« Penser qu’on peut améliorer l’école signifie que l’école peut quelque chose, qu’elle peut faire mieux ou moins bien…Les recherches mettent en évidence le fait que l’école agit à partir d’un contexte social qui en détermine fortement les effets, mais que néanmoins… certaines approches pédagogiques, certains établissements, certains systèmes éducatifs produisent des effets différents ». Denis Meuret et Gaëtane Chapelle croient donc encore dans l’école et c’est forts de cette opinion qu’ils nous proposent un livre fort et utile.
Disons le tout de suite : le livre ne dit pas comment améliorer l’école ! A la différence des pamphlets qui inondent les librairies, il ne propose pas de solution miracle pour l’école. Il va bien plus profondément demander à des spécialistes d’analyser les difficultés de l’école et de faire le point sur les solutions testées et sur leurs résultats.
La première partie de l’ouvrage s’attache aux enjeux majeurs de l’école. D’abord les inégalités sociales. Il faut lire Marie Duru-Bellat affirmer que « une part de l’avantage dont bénéficient les enfants de milieu favorisé ne s’explique pas par des facteurs individuels mais bien par le fait qu’ils fréquentent des contextes scolaires plus propices à la réussite » pour comprendre que réduire les inégalités sociales à l’école n’est pas un problème « technique » mais bien politique. François Dubet évoque les « vaincus de l’école ». Georges Felouzis parle des inégalités ethniques face à l’école. Eric Debarbieux de la violence scolaire.
Une seconde partie s’intéresse aux acteurs et aux modèles. C’est la partie la plus comparative même si tous les pays du monde semblent engagés vers un modèle unique d’école. La gouvernance locale est-elle plus efficace ? Les parents doivent-ils choisir leur école ? Branka Cattonar et Anne Barrère s’intéressent même aux opinions et aux conceptions des premiers acteurs : les élèves et les enseignants. B. Cattonar cite Dubet : <i< »la massification de l’enseignement a complètement déstabilisé un modèle d’enseignement sans que la plupart des acteurs aient pour autant renoncé à ses principes, à ses valeurs et à son imaginaire ». L’imaginaire a aussi sa place dans les attentes des élèves et finalement dans les dysfonctionnements. Pour Anne Barrère, les enseignants devraient avoir des compétences relationnelles comme « la capacité à interpréter les langages… employés par les adolescents, le tact… et enfin l’humour ».

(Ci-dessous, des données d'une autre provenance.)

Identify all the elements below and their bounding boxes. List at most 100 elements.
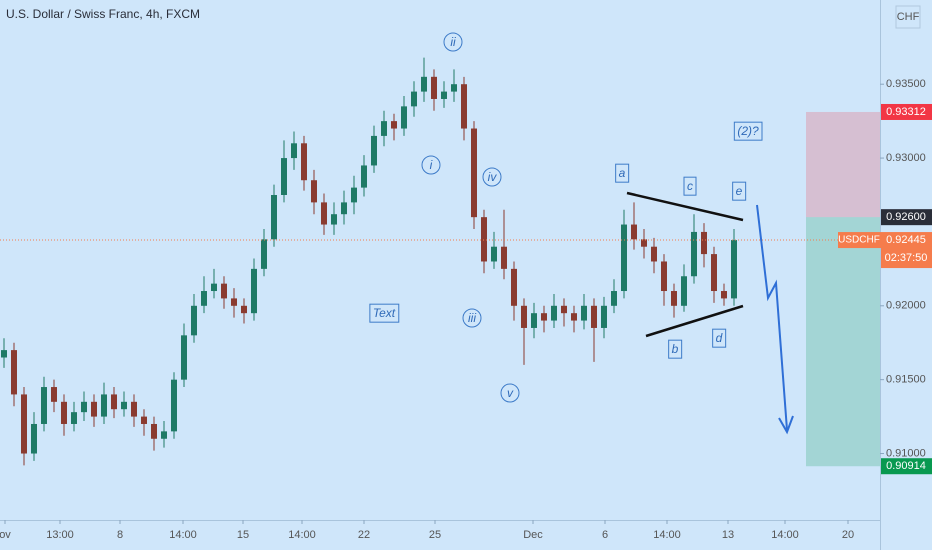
candle-body	[1, 350, 7, 358]
candle-body	[681, 276, 687, 306]
wave-label: a	[619, 166, 626, 180]
wave-label: v	[507, 386, 514, 400]
candle-body	[691, 231, 697, 277]
candle-body	[291, 143, 297, 159]
y-tick-label: 0.91500	[886, 374, 926, 386]
candle-body	[211, 283, 217, 292]
candle-body	[131, 401, 137, 417]
candle-body	[141, 416, 147, 424]
wave-label: iii	[468, 311, 476, 325]
candle-body	[651, 246, 657, 262]
currency: CHF	[897, 11, 920, 23]
candle-body	[271, 195, 277, 240]
candle-body	[191, 305, 197, 336]
loss-zone	[806, 111, 880, 218]
candle-body	[341, 202, 347, 215]
candle-body	[631, 224, 637, 240]
candle-body	[421, 76, 427, 92]
candle-body	[541, 313, 547, 321]
candle-body	[21, 394, 27, 454]
x-tick-label: 20	[842, 529, 854, 541]
price-label-bg	[881, 209, 932, 226]
candle-body	[371, 135, 377, 166]
wave-label: Text	[373, 306, 396, 320]
candle-body	[351, 187, 357, 203]
candle-body	[111, 394, 117, 410]
candle-body	[241, 305, 247, 314]
wave-label: e	[736, 184, 743, 198]
wave-label: (2)?	[737, 124, 759, 138]
symbol-tag: USDCHF	[838, 235, 880, 246]
price-label-bg	[881, 103, 932, 120]
label-box	[615, 163, 630, 183]
candle-body	[381, 121, 387, 136]
label-box	[683, 176, 697, 196]
y-tick-label: 0.93500	[886, 78, 926, 90]
price-label-bg	[881, 232, 932, 269]
candle-body	[231, 298, 237, 306]
y-tick-label: 0.92000	[886, 300, 926, 312]
price-label-bg	[881, 458, 932, 475]
x-tick-label: 15	[237, 529, 249, 541]
candle-body	[731, 240, 737, 299]
candle-body	[361, 165, 367, 188]
candle-body	[171, 379, 177, 432]
price-label: 0.93312	[886, 106, 926, 118]
candle-body	[71, 412, 77, 424]
x-tick-label: 25	[429, 529, 441, 541]
wave-label: iv	[488, 170, 498, 184]
candle-body	[31, 423, 37, 454]
x-tick-label: 14:00	[169, 529, 197, 541]
candle-body	[161, 431, 167, 439]
x-tick-label: 13	[722, 529, 734, 541]
candle-body	[401, 106, 407, 129]
symbol-tag-bg	[838, 232, 881, 249]
candle-body	[281, 158, 287, 195]
candle-body	[501, 246, 507, 269]
candle-body	[201, 291, 207, 306]
candle-body	[311, 180, 317, 203]
candle-body	[551, 305, 557, 321]
candle-body	[441, 91, 447, 99]
candle-body	[41, 387, 47, 424]
countdown: 02:37:50	[885, 252, 928, 264]
label-box	[712, 328, 727, 348]
candle-body	[101, 394, 107, 417]
x-tick-label: Dec	[523, 529, 543, 541]
candle-body	[61, 401, 67, 424]
price-label: 0.92600	[886, 211, 926, 223]
candle-body	[431, 76, 437, 99]
trend-line	[645, 304, 744, 338]
label-box	[668, 339, 683, 359]
candle-body	[561, 305, 567, 314]
label-box	[733, 121, 763, 141]
x-tick-label: 13:00	[46, 529, 74, 541]
candle-body	[481, 217, 487, 262]
x-tick-label: 14:00	[653, 529, 681, 541]
wave-label: i	[430, 158, 433, 172]
candle-body	[661, 261, 667, 292]
candle-body	[511, 268, 517, 306]
candle-body	[221, 283, 227, 299]
candle-body	[721, 291, 727, 299]
candle-body	[81, 401, 87, 413]
candle-body	[411, 91, 417, 107]
price-label: 0.92445	[886, 234, 926, 246]
chart-title: U.S. Dollar / Swiss Franc, 4h, FXCM	[6, 7, 200, 21]
wave-circle	[482, 167, 502, 187]
wave-circle	[443, 32, 463, 52]
candle-body	[571, 313, 577, 321]
candle-body	[461, 84, 467, 129]
currency-box[interactable]	[895, 5, 921, 29]
x-tick-label: 14:00	[288, 529, 316, 541]
wave-circle	[421, 155, 441, 175]
profit-zone	[806, 217, 880, 467]
candle-body	[641, 239, 647, 247]
candle-body	[531, 313, 537, 328]
candle-body	[471, 128, 477, 218]
candle-body	[321, 202, 327, 225]
trend-line	[626, 191, 744, 222]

Une dernière partie s’attache à des politiques possibles. Claude Thélot y défend sa vision du socle commun (diversifier les moyens, personnaliser l’apprentissage) qu’il ne retrouve pas dans la loi Fillon. Robert E Slavin témoigne d’un programme d’apprentissage de la lecture qui fonctionne aux élèves. Il mobilise l’ensemble de la communauté éducative sur la lecture : il n’est question ni de globale ni de syllabique… Marcel Crahay a les mêmes hésitations sur les pédagogies efficaces : bien sûr redoublement et classes de niveau ont fait les preuves de leur inefficacité. Mais « il reste beaucoup à faire en matière de recherches » entre autre parce que les recherches française et anglo-saxonne travaillent dans des directions opposées.
Les adulateurs, les condamnateurs, ceux qui cherchent LA solution pour l’école auront depuis longtemps laissé choir le livre. C’est que les conclusions des chercheurs sont tout en nuances et particulièrement sur ce qu’il faut faire.
Alors inutile ce livre ? Bien au contraire je le juge indispensable. D’abord parce qu’en 200 pages il résume sans caricaturer l’ensemble des débats et des connaissances sur la crise de l’école. C’est un tour de force qui n’est possible que parce que les coordonnateurs de l’ouvrage se sont adressés à des spécialistes reconnus. Les enseignants ont ainsi des synthèses claires et courtes qui sont indispensables pour vraiment réfléchir sur l’école et son avenir.
Ensuite parce qu’il permet de fixer les caractères de plusieurs scénarios pour l’école. Des scénarios négatifs qui rendraient l’école plus inégalitaire et moins accueillante ou des scénarios positifs qui en amélioreraient le rendement y compris en terme d’égalité sociale. « Chacun des scénarios… est une caricature. Mais qu’il est utile d’expliciter, peut-être, pour bien se rappeler que la recherche en sciences sociales, lorsqu’elle étudie l’école, n’est pas sans voix, qu’elle offre des pistes d’action, des scénarios… Parmi lesquels les citoyens devront choisir, de toutes leurs voix ».
Ces voix, l’actualité récente montre qu’elles peuvent agir. C’est aussi pour cela que ce livre est vivement recommandé.
Gaëtane Chapelle, Denis Meuret, Améliorer l’école, Paris, Puf, 2006, 268 pages.